UK inflation has risen to its highest level in eight months, adding to pressure on the Bank of England to keep interest rates unchanged on Thursday despite a slowdown in the British economy.
Figures from the Office for National Statistics show the consumer prices index (CPI) rose by 2.6% last month from 2.3% in October, driven by the rising cost of petrol, groceries and an increase in tobacco duty in the budget.
The reading, which matched City economists’ forecasts, pushed the headline rate further above the Bank’s 2% target for a second consecutive month.
The ONS chief economist, Grant Fitzner, said: “Inflation rose again this month as prices of motor fuel and clothing increased this year but fell a year ago.
“This was partially offset by air fares, which traditionally dip at this time of year, but saw their largest drop in November since records began at the start of the century.”
The latest snapshot showed the average price of petrol rose by 0.8p a litre between October and November 2024 to stand at 134.8p a litre, while the price of diesel rose by 1.4p a litre to 140.5p. Air fares fell by 19.3% on the month, compared with a fall of 13.9% a year ago.
Threadneedle Street is widely expected to keep interest rates unchanged at the current level of 4.75% on Thursday when its monetary policy committee meets to set borrowing costs.
The Bank had forecast inflation would rise towards the end of the year after temporarily falling below 2% in September. Inflation has dropped from a peak of more than 11% in the second half of 2022 after Russia’s invasion of Ukraine fuelled a rise in energy prices.
However, there are signs of the economy losing momentum after gross domestic product unexpectedly fell by 0.1% in October. Business surveys also show that employment levels are falling at the fastest pace since the global financial crisis in 2009 outside the Covid pandemic.
Core inflation, which excludes volatile items including energy, food, alcohol and tobacco, also rose from 3.3% in October to 3.5% in November, marginally below a 3.6% forecast among City economists.
Andrew Bailey, the Bank’s governor, has said that how businesses react to the government increasing the rate of employer national insurance contributions (NICs) in the autumn budget is the “biggest issue” facing the economy.
Rachel Reeves announced in October that the rate of employer NICs would increase from 13.8% to 15% in April to raise £25bn for the exchequer, aiming to plug what she termed a “black hole” in the public finances left by the Conservatives.
The chancellor said the figures showed the government had “more to do” to support households. “I know families are still struggling with the cost of living and today’s figures are a reminder that for too long the economy has not worked for working people.

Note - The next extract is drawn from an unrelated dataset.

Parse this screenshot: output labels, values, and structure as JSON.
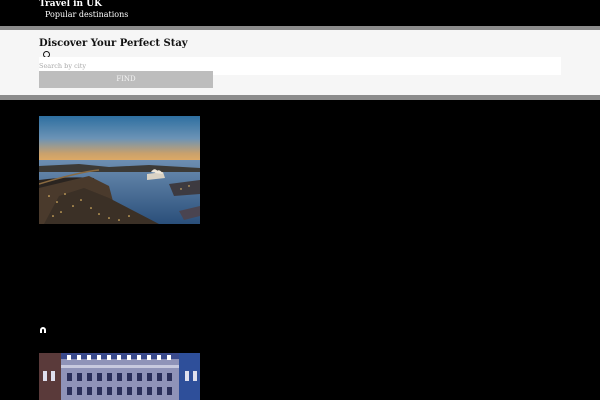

“I am fighting to put more money in the pockets of working people. That’s why at the budget we protected their payslips with no rise in their national insurance, income tax or VAT, boosted the national living wage by £1,400 and froze fuel duty.”
Business leaders have warned the decision will hit jobs and force employers to pass on the higher costs by raising prices.

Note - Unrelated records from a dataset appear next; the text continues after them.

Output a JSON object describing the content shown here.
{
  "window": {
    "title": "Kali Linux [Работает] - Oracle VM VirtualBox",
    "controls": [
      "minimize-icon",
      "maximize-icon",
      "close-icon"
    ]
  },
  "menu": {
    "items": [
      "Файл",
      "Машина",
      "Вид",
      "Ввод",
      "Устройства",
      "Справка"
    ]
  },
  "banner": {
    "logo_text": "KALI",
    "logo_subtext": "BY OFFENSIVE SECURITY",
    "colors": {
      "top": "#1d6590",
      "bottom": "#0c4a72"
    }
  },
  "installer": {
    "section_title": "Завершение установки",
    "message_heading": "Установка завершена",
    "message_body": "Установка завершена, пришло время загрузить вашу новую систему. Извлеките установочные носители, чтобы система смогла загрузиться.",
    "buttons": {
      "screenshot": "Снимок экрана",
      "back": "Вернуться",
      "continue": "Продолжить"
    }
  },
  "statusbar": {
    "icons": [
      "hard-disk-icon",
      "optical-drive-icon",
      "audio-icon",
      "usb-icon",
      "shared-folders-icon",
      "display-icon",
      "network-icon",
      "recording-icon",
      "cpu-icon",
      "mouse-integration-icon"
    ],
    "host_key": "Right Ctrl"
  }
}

The Bank cut interest rates for a second time in November despite warning that Reeves’s budget would add to near-term inflationary pressures while boosting growth in the economy.
Threadneedle Street raised borrowing costs from a record low of 0.1% in December 2021 to as high as 5.25% in response to soaring inflation. Although the headline rate of inflation is expected to remain above 2% throughout next year, City economists anticipate further interest rate cuts to as low as 4% by the end of 2025.